Ego is not the enemy
23 February 2016
Trying to get rid of your ego is much like trying to get a particularly sticky bit of chewing gum off your shoe. The more you try to pick it off the more it seems to stick to everything.
I spent quite a few years at one time in my life trying to get rid of my ego. I failed. I guess as I was doing it I had a hunch that I was going to fail but nevertheless I gave it a stab.
Having an ego seems to have got a social judgement wrapped around it. We could insult someone perhaps by describing them as very egotistical. Very me me me.
The idea that we should somehow not be obviously self-interested (which is really what ego is often used to describe) is a tricky notion.
Buddhist teaching offers us the idea of observing and watching our ego rather than trying to actively get rid of it. Paying attention to our ego is one way of making sure that we amplify it.
Ignoring it can be a bit foolish, unless we have some pretty high levels of self awareness.
But get rid of it? Unlikely. And why would we? The ego is a necessary part of ourselves. So we probably all can accept that there is something that we could describe as healthy self-interest.
Self-interest provides the momentum to take care of ourselves, find food, make sure that we get something to drink, clothe ourselves, find good relationships and so on.
No one would say that this was an inappropriately egotistical way of living. We need this kind of focus in order to be functional at certain levels. So we wouldn′t want to get rid of it.
It is argued that compassion and helping people is essentially egotistical. Do I help the old lady to cross the road because it makes me feel good? Well, I certainly don′t feel worse if I′ve helped an elderly person to cross the road. I usually feel a certain feeling that we can describe as pleasure. So I helped her as much for me as I did for her, you could say.
What we tend to do is accept all the normal low-level appropriate expressions of ego but then move to condemnation when we judge that ego is out of control.
It is these overarching activities of the “I” that cause problems. To remove the “I” is not necessarily desirable but to find some balance within it definitely is.
Unless you′re planning to abandon human social life and spend the rest of your days in some kind of solitary retreat you will need your ego in order to make your daily life functional.
There are many spiritual approaches and practices that offer us the opportunity to examine our relationship with the different components of ourselves and the different aspects of ourselves. All of these theories, models, ideas, philosophies and approaches are offering us a way to expand our awareness of our conscious and unconscious human presence.
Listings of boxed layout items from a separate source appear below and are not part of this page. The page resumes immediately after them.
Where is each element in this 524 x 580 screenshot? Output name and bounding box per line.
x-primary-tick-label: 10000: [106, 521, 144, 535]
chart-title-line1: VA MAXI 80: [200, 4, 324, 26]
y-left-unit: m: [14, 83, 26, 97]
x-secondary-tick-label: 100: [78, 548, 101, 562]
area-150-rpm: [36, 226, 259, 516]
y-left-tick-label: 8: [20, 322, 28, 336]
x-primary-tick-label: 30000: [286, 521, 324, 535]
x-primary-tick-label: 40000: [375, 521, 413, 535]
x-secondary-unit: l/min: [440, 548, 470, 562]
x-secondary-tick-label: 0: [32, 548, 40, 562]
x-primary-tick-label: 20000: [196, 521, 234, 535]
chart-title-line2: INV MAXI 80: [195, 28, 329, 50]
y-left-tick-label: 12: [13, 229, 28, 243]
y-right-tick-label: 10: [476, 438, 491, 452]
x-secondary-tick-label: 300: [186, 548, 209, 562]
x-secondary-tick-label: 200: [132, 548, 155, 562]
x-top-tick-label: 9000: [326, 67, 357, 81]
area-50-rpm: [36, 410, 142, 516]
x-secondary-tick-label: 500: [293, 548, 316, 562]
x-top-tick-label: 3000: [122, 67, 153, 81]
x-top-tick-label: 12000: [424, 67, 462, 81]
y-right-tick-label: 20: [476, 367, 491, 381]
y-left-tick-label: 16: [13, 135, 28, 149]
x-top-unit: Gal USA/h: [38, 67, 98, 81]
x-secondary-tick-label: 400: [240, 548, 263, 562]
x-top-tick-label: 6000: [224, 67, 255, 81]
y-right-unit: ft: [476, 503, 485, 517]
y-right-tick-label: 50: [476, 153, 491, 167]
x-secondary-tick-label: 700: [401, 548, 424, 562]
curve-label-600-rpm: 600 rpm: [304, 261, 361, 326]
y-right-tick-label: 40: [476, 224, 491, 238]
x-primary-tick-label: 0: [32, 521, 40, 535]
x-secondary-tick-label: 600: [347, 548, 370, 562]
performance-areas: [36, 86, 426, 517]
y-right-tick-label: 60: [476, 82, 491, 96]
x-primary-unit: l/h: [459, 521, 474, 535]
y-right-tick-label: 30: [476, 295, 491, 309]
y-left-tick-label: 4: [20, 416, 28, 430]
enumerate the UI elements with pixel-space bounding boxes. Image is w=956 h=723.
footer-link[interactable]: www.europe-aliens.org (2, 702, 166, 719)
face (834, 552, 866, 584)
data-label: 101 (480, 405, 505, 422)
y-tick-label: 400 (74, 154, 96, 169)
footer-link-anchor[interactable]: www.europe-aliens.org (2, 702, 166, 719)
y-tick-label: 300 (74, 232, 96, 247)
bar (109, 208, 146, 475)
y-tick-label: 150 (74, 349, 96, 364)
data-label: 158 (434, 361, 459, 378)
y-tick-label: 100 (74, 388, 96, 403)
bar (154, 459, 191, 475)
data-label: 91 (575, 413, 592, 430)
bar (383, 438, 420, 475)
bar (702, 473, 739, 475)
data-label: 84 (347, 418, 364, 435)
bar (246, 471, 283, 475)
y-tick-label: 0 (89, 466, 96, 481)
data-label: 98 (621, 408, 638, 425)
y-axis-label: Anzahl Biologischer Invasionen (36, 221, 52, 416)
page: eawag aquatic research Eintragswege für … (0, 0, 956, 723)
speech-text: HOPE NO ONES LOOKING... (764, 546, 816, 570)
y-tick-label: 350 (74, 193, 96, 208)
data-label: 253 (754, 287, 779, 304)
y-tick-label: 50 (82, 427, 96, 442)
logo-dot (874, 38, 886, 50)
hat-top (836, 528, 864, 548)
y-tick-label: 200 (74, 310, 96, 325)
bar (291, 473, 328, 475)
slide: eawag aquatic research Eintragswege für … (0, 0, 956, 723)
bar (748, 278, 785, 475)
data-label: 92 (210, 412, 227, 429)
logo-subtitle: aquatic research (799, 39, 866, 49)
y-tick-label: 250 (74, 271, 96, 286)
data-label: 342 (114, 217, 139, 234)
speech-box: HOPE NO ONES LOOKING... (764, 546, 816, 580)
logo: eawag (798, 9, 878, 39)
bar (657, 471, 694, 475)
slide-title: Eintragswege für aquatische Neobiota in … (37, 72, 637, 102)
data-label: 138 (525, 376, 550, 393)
In contemplating these, we see that it is not the removal of anything that is sought but actually the understanding through awareness of ourselves that is the real possibility.
It is this willingness to bring a curiosity to our human selves in all its aspects that lies at the centre of the possibility for human change. It is a foundation of the kind of coaching that I and my colleagues are involved in.
Most humans’ problems, (and by problems I′m referring here to people′s sufferings, for problems normally are related to suffering, and that suffering is mostly emotional) are changed through this process of self-awareness curiosity.
When people tell me they want help to change it is another way of saying that they want their experience of a situation they are in to be different. Getting rid of their ego, which as I have said above, I do not believe is possible, is hardly going to be a ‘doable’ solution.
Understanding how their ego works for them and how ideas and beliefs about how the ego functions and operates, will serve them well. Certainly better than just seeing their ego as something that they shouldn′t have and ought to be gotten rid of.